In his March 17, 2011 article in Al-Sharq Al-Awsat, titled "Bahrain: Who Is Speaking – Tehran or Washington?" Alhomayed wondered whether U.S. Secretary of State Hillary Clinton was fully aware of the circumstances surrounding the situation in Bahrain and the Gulf, and that in her statements regarding the deployment of GCC troops in Bahrain she "sounds more like the Iranian foreign minister than like the U.S. [secretary of state]." The following is the translation of the article:
"U.S. Secretary of State Hillary Clinton said that the Arab Gulf states are on the wrong track by becoming involved in Bahrain, vis-à-vis the dispatch of the GCC's Peninsula Shield Force to the country to protect its security. She also called on the Bahraini government to initiate dialogue with the Shi'ite opposition.
"This statement, in itself, is strange, and causes those following the situation to wonder: Is the U.S. secretary of state well-informed about what is happening on the ground [in Bahrain]? This is because she sounds more like the Iranian foreign minister than like the U.S. [secretary of state]...
"After all, Peninsula Shield Force troops entered Bahrain in accordance with GCC agreements, and their mission is to maintain the security of Bahrain's infrastructure – because they are security forces, not military personnel!... Ms. Hillary said that the Gulf states made a mistake in getting involved in Bahrain, despite all the clear and explicit agreements and pacts between the GCC states signed over two decades ago. Yet she permits herself to interfere in Bahraini domestic affairs? This is truly an embarrassment!
"What is even more curious is that in the very same interview, the U.S. secretary of state said, "We need Arab leadership and Arab participation in whatever the U.N. decides to do [regarding Libya]." So how can the involvement of [neighboring countries in Bahrain], that are united by pacts and a joint council [i.e. the GCC], be considered a mistake and undesirable – while at the same time the U.S. demands Arab involvement in Libya? What could be more contradictory than this?
Clinton's Statements More Like What We'd Expect to Hear from the Iranian Foreign Minister
"Of course, the questions regarding the U.S. secretary of state's statements do not stop here. Is Hillary Clinton aware of the fact that the Shi'ite opposition in Bahrain occupied the Salmaniya Medical Complex in Manama and allowed only Shi'ites to receive treatment there? Did the U.S. secretary [of state] hear about the clashes in some Bahraini schools between Sunni and Shi'ite students? Is the U.S. secretary [of state] aware that the entire country has been paralyzed [by these protests]? Is the U.S. secretary [of state] aware that Bahrain has not only Shi'ites, but Sunnis as well, and that therefore all demands for reform regarding the composition of Bahrain – indeed, of any country – must follow a national consensus, not a sectarian one?

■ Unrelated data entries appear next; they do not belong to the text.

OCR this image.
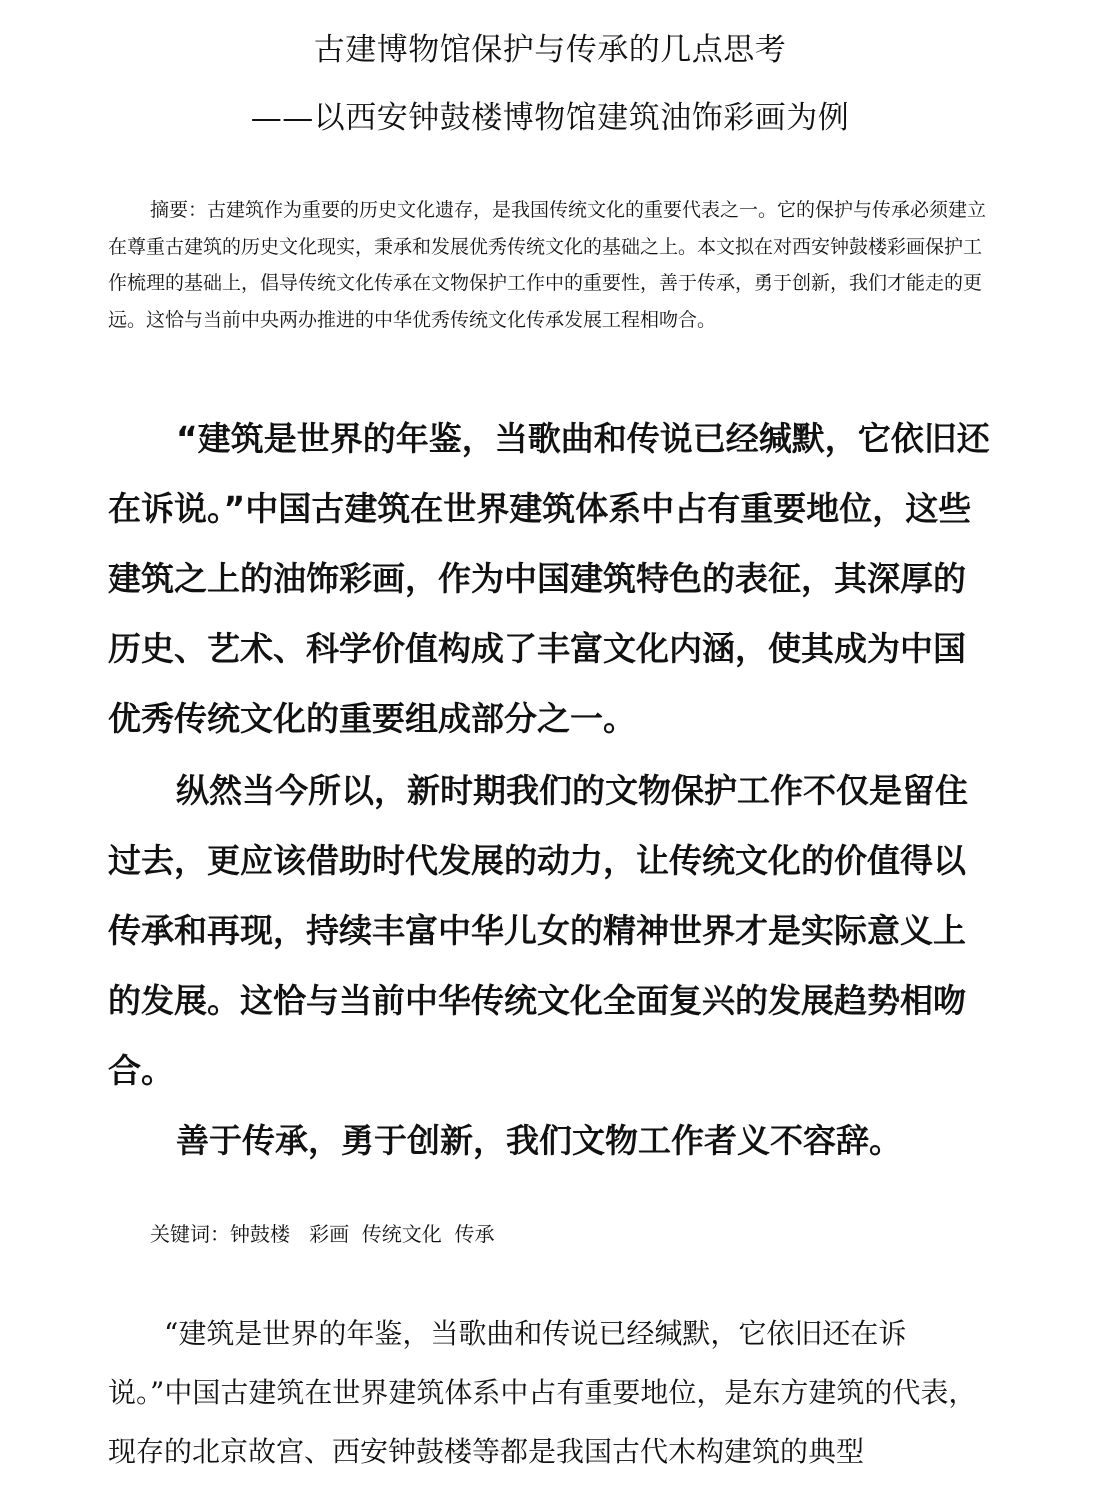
古建博物馆保护与传承的几点思考
——以西安钟鼓楼博物馆建筑油饰彩画为例

摘要：古建筑作为重要的历史文化遗存，是我国传统文化的重要代表之一。它的保护与传承必须建立在尊重古建筑的历史文化现实，秉承和发展优秀传统文化的基础之上。本文拟在对西安钟鼓楼彩画保护工作梳理的基础上，倡导传统文化传承在文物保护工作中的重要性，善于传承，勇于创新，我们才能走的更远。这恰与当前中央两办推进的中华优秀传统文化传承发展工程相吻合。

“建筑是世界的年鉴，当歌曲和传说已经缄默，它依旧还在诉说。”中国古建筑在世界建筑体系中占有重要地位，这些建筑之上的油饰彩画，作为中国建筑特色的表征，其深厚的历史、艺术、科学价值构成了丰富文化内涵，使其成为中国优秀传统文化的重要组成部分之一。

纵然当今所以，新时期我们的文物保护工作不仅是留住过去，更应该借助时代发展的动力，让传统文化的价值得以传承和再现，持续丰富中华儿女的精神世界才是实际意义上的发展。这恰与当前中华传统文化全面复兴的发展趋势相吻合。

善于传承，勇于创新，我们文物工作者义不容辞。

关键词：钟鼓楼   彩画  传统文化  传承

“建筑是世界的年鉴，当歌曲和传说已经缄默，它依旧还在诉说。”中国古建筑在世界建筑体系中占有重要地位，是东方建筑的代表，现存的北京故宫、西安钟鼓楼等都是我国古代木构建筑的典型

"When the U.S. secretary [of state] talks about the necessity of dialogue, and demands that the Bahraini government initiate dialogue [with the opposition,] is she aware that it is the Bahraini government that has been calling on the Shi'ite opposition to sit down and engage in dialogue, ever since this crisis began? Indeed, [is she aware] that the Bahraini king charged the crown prince with conducting a dialogue [with the opposition], and the only response from the Bahraini opposition was rejection, and increased demands, to the point of calling for the establishment of a Republic of Bahrain?
"Therefore, the best thing that can be said about U.S. Secretary of State Hillary Clinton's statements, which are more like what we'd expect to hear from the Iranian foreign minister, is that either they indicate that she is unaware of what is happening on the ground in Bahrain, or that they are aimed solely at scoring public opinion points – especially since they came after security forces had managed to disperse the demonstrators and liberate Bahrain's main roads and the Salmaniya Medical Complex. [A third possibility is that] such statements reveal the degree to which Washington is floundering in the region!
"Whatever the reason, each one is worse than the last."